On 17th May 2016, Rothamsted Research celebrated the 160th Anniversary of the Park Grass Experiment. Below are some of my reflections on the occasion and on the utility of long-term experiments generally. 

AGATHA CHRISTIE

AGATHA CHRISTIE

The crime writer Agatha Christie was married to an archaeologist called Max Mallowan and she said of her husband: "An archaeologist is the best husband a woman can have. The older she gets the more interested he is in her."

That is exactly the point of long-term experiments: the older they get, the more interesting they become. Just like a good Agatha Christie, Park Grass is a perennial source of mystery and revelation. Agatha Christie published an extraordinary 100 works in her 85 years. Park Grass is at 300 and counting. 

It all began back in 1856, when John Bennet Lawes and Joseph Henry Gilbert devised an experiment to determine the effect different fertiliser applications have on hay yield.  Back then, hay was the red diesel of agriculture, fuelling the horses that did all the heavy work that tractors do today. It was not long before very significant yield increases were observed, especially on plots receiving nitrogenous fertiliser. 

Within a couple of years, Lawes and Gilbert also observed that different fertilisers encouraged the growth of different species. The botanical differences that arose were so large they said it looked as though the plots had been sown with different species.

As we know, adding N reduces biodiversity, but the new, exciting finding, recently published in the journal Nature by Jon Storkey and colleagues, is that the negative effect of N fertilisers on biodiversity is reversible. We never knew that!  For once it is good news for the environment, as these results suggest that semi-natural grasslands elsewhere that have lost species due to atmospheric nitrogen deposition may recover if nitrogen pollution is reduced.

Baron Justus von Liebig

Baron Justus von Liebig

Lawes and Gilbert achieve dramatic results so quickly that one may wonder why they didn't end the experiment after just a few years. One possibility is that Park Grass was a living demonstration of a novel fact that we now take for granted: plants get their nitrogen from the soil. Perhaps Park Grass was preserved as living proof that the god of agricultural chemistry of that time, Baron Justus von Liebig, was wrong to insist that plants get their nitrogen from the air.  The Baron was a major celebrity in Victorian times, and for two decades he stubbornly refused to accept that he was wrong. Such was his status that when he visited Britain, Liebig was invited to stay with Queen Victoria and Prince Albert at Balmoral.

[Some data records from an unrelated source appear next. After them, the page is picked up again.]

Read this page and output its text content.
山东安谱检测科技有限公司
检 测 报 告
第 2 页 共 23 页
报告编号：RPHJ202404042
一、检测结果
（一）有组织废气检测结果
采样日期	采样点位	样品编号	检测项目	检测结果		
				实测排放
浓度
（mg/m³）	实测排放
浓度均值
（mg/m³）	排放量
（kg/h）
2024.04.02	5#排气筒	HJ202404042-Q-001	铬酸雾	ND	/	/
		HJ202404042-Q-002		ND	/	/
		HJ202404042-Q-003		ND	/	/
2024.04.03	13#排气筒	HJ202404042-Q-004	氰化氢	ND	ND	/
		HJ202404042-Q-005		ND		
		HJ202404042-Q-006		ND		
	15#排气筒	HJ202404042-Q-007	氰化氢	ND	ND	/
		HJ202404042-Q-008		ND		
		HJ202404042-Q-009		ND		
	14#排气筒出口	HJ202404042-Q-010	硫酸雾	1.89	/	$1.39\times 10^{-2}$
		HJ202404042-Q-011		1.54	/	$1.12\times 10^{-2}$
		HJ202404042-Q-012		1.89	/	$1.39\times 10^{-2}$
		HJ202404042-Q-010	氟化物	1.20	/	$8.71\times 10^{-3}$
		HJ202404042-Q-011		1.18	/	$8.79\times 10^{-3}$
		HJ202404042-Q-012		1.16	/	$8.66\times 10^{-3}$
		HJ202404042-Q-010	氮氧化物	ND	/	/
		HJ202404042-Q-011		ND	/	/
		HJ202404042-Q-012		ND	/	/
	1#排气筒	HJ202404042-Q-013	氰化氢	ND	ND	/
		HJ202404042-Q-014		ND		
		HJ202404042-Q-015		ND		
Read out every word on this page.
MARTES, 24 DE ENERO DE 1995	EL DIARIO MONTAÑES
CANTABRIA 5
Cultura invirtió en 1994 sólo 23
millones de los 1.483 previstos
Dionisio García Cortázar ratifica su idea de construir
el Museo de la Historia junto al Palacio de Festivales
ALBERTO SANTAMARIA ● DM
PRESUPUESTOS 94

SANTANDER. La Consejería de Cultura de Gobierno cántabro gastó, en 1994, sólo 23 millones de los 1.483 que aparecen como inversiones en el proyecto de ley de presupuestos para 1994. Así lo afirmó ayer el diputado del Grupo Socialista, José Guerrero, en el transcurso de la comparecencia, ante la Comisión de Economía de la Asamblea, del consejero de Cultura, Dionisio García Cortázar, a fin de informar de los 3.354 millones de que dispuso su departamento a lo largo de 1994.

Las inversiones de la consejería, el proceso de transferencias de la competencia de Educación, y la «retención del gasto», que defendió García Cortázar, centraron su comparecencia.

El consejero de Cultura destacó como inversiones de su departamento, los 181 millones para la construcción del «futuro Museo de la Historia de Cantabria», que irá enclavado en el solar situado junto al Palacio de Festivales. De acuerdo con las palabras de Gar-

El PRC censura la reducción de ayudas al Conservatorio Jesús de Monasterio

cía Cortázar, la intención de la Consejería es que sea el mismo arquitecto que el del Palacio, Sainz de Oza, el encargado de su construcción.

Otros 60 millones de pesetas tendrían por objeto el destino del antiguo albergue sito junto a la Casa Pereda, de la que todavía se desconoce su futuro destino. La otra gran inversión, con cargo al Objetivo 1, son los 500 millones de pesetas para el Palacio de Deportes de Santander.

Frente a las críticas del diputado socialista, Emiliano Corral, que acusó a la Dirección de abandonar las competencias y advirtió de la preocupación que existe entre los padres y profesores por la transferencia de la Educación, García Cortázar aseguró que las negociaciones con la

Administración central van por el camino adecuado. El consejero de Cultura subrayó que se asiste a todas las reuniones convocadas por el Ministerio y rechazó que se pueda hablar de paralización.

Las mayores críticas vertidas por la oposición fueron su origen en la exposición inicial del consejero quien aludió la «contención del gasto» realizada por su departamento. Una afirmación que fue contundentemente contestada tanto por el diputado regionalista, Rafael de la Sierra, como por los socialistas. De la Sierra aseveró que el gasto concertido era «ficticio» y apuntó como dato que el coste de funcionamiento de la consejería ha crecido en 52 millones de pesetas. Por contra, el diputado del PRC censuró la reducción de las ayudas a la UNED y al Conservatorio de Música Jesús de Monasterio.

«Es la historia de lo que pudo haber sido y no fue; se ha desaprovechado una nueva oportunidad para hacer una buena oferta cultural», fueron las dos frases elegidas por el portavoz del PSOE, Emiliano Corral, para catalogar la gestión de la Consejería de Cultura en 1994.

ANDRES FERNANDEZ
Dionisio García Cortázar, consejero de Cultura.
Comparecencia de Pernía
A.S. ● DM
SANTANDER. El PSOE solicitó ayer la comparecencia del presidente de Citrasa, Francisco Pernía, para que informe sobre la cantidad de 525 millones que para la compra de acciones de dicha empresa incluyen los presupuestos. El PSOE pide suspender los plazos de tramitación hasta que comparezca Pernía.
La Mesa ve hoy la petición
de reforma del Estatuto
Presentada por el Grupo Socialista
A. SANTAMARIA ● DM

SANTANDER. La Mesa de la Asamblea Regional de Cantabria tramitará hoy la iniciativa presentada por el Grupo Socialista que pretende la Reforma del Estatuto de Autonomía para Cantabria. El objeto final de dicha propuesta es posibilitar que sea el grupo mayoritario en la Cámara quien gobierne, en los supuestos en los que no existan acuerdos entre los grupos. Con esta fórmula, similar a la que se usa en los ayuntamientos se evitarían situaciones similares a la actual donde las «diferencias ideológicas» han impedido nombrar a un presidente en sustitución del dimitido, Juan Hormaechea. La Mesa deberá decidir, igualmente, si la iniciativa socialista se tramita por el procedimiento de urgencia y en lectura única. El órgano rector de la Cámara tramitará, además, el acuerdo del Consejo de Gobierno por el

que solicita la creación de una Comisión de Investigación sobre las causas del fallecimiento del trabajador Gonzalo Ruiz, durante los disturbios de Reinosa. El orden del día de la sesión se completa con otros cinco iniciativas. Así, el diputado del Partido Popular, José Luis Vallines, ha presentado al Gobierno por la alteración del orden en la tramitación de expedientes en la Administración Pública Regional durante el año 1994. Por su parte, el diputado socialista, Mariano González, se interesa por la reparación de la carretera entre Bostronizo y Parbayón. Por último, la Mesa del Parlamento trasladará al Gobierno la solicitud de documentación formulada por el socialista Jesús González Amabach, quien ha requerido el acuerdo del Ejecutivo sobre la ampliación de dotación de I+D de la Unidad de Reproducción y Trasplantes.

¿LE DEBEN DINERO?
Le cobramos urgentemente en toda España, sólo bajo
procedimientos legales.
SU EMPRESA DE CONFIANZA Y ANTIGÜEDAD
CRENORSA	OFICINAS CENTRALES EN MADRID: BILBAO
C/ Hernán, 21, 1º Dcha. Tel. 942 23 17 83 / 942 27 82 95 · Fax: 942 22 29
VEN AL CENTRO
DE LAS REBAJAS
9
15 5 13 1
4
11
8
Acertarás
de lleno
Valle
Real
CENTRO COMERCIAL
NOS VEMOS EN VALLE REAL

Long-term experiments are one of the few tools we have that can help us cope with the scariest things about the future: the unknown unknowns. Park Grass has taught us many things that Lawes and Gilbert simply could not have conceived of in 1856.

The Park Grass Experiment began 3 years before Darwin published the Origin of Species, and yet it has provided us with superb examples of evolution and local adaptation in grasses. It was almost a century before Watson & Crick made the breakthrough that laid the foundation stone of molecular genetics, but now Park Grass is helping us understand the molecular mechanisms of adaptation to soil conditions. Soil bacteria, unknown to Victorian science, are critical to soil fertility, but only in the last 5 years has DNA sequencing revealed the incredible diversity of the microbial world and how it is altered by fertilisers.

So, here's to the unknown unknowns that will certainly be discovered in the next 160 years at Park Grass!

Silvertown, J. et al. (2006) The Park Grass Experiment 1856 - 2006: Its Contribution to Ecology. Journal of Ecology, 94, 801-814.

Storkey, J. et al. Grassland biodiversity bounces back from long-term nitrogen addition. Nature, doi:10.1038/nature16444 (2015).